Contamination of groundwater by runoff of NO_x species from agricultural land is a growing problem with increasingly negative consequences for public health. Among other technologies, denitrification of runoff streams via electrocatalysis is a promising solution, but a lack of fundamental insights into the relevant reaction mechanisms and a limited understanding of the molecular-level factors that control selectivity to desired products have hindered progress. Previous work suggests that, while Pt electrocatalysts produce primarily undesirable ammonium (NH₄⁺) products from electrochemical NO_x reduction at room temperature, addition of promoters such as Sn may tune the solution-phase product selectivity to yield a mixture of hydroxylamine (NH₃OH⁺) and ammonium. To elucidate the atomic-scale features responsible for this significant selectivity shift, we investigate the reaction mechanism for NO electroreduction on Pt₃Sn­(111) surfaces using periodic density functional theory calculations combined with detailed treatments of surface ensemble, coverage, and solvation effects.
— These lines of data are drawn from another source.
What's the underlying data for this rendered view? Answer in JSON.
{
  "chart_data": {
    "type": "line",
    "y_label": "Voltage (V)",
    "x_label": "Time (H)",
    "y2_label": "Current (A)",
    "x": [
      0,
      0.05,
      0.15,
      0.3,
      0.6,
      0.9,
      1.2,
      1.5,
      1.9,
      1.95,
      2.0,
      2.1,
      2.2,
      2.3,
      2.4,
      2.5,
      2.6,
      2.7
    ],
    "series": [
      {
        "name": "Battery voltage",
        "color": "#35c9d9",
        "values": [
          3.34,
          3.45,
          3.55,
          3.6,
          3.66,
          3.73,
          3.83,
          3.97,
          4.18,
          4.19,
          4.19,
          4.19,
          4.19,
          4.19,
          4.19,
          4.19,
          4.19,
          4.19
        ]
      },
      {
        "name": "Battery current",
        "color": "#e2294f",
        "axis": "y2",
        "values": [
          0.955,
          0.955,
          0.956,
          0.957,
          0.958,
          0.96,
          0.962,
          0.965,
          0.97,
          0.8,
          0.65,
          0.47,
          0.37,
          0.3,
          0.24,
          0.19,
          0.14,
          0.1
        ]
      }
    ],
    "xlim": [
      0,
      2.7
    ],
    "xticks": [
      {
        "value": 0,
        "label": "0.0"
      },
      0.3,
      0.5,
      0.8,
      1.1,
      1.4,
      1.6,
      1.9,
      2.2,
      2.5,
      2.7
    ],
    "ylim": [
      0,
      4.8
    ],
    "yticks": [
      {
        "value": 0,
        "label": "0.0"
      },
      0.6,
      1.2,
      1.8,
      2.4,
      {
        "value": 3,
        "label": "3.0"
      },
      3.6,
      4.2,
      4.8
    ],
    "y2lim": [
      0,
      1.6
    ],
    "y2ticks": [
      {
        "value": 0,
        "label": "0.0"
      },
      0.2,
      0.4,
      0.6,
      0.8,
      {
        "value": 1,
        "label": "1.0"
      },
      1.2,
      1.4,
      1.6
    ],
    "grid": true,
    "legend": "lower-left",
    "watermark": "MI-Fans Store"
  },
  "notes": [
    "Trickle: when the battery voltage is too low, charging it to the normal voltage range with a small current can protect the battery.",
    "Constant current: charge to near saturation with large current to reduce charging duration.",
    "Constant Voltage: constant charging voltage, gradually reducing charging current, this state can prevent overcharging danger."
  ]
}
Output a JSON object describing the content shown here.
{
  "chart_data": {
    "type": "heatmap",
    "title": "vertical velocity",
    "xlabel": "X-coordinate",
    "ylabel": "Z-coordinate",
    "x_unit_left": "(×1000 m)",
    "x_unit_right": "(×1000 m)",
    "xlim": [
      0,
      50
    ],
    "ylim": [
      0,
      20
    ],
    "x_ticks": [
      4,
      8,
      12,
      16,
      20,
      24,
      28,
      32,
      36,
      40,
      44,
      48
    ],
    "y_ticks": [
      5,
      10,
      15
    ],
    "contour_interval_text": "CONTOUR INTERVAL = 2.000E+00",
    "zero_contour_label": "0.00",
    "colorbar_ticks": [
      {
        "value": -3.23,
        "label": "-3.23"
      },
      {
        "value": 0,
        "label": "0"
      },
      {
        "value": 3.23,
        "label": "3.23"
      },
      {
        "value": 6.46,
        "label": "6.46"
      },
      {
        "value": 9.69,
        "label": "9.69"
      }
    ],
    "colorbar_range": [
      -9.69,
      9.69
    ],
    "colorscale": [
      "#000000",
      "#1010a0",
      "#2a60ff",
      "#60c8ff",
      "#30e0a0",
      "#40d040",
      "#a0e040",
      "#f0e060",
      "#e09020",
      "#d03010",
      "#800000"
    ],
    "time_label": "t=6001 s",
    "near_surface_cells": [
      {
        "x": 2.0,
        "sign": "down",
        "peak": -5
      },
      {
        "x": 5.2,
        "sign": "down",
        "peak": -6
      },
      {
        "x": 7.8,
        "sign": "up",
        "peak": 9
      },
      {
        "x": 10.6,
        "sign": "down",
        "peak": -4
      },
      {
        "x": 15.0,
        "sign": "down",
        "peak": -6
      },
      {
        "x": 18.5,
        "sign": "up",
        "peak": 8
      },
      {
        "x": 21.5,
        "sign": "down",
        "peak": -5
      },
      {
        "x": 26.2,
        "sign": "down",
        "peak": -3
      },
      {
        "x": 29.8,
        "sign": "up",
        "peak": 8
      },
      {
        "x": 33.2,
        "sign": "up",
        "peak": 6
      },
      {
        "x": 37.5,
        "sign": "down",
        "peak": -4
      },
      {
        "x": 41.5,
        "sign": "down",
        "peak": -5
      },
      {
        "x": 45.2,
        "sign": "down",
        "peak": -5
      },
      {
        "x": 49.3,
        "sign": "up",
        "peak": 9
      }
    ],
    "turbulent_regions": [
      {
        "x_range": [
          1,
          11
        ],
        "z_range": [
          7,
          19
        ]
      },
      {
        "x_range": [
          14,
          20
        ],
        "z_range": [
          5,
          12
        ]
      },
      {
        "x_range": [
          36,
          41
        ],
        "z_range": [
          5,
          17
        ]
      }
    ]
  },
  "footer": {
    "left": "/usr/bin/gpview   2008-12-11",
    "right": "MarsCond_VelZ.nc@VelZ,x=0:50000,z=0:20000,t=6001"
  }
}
High coverages of NO* on the catalyst surface (up to 5/9 ML) are explicitly considered to mimic experimental reaction conditions and to ascertain the effect of adsorbate–adsorbate interactions on the reaction mechanism. Activation barriers for electrochemical reduction and N–O cleavage in adsorbed NO* and subsequent reaction intermediates, as well as chemical N–O bond breaking in similar species, are determined using a combination of transition state search algorithms and explicit electrochemical double-layer models. The resulting reaction free energy landscape highlights the importance of both interactions between the adsorbed reaction intermediates and NO* and solvation effects in promoting hydroxylamine production over ammonium on Pt-Sn alloys. Such effects lead to enhanced stability of the HNO* reaction intermediate, in comparison to pure Pt, and to its subsequent conversion to hydroxylamine. The results provide a compact interpretation of how Sn alters the product selectivity during NO electroreduction on Pt and point to design principles by which selectivity may be controlled in denitrification and related electrocatalytic processes.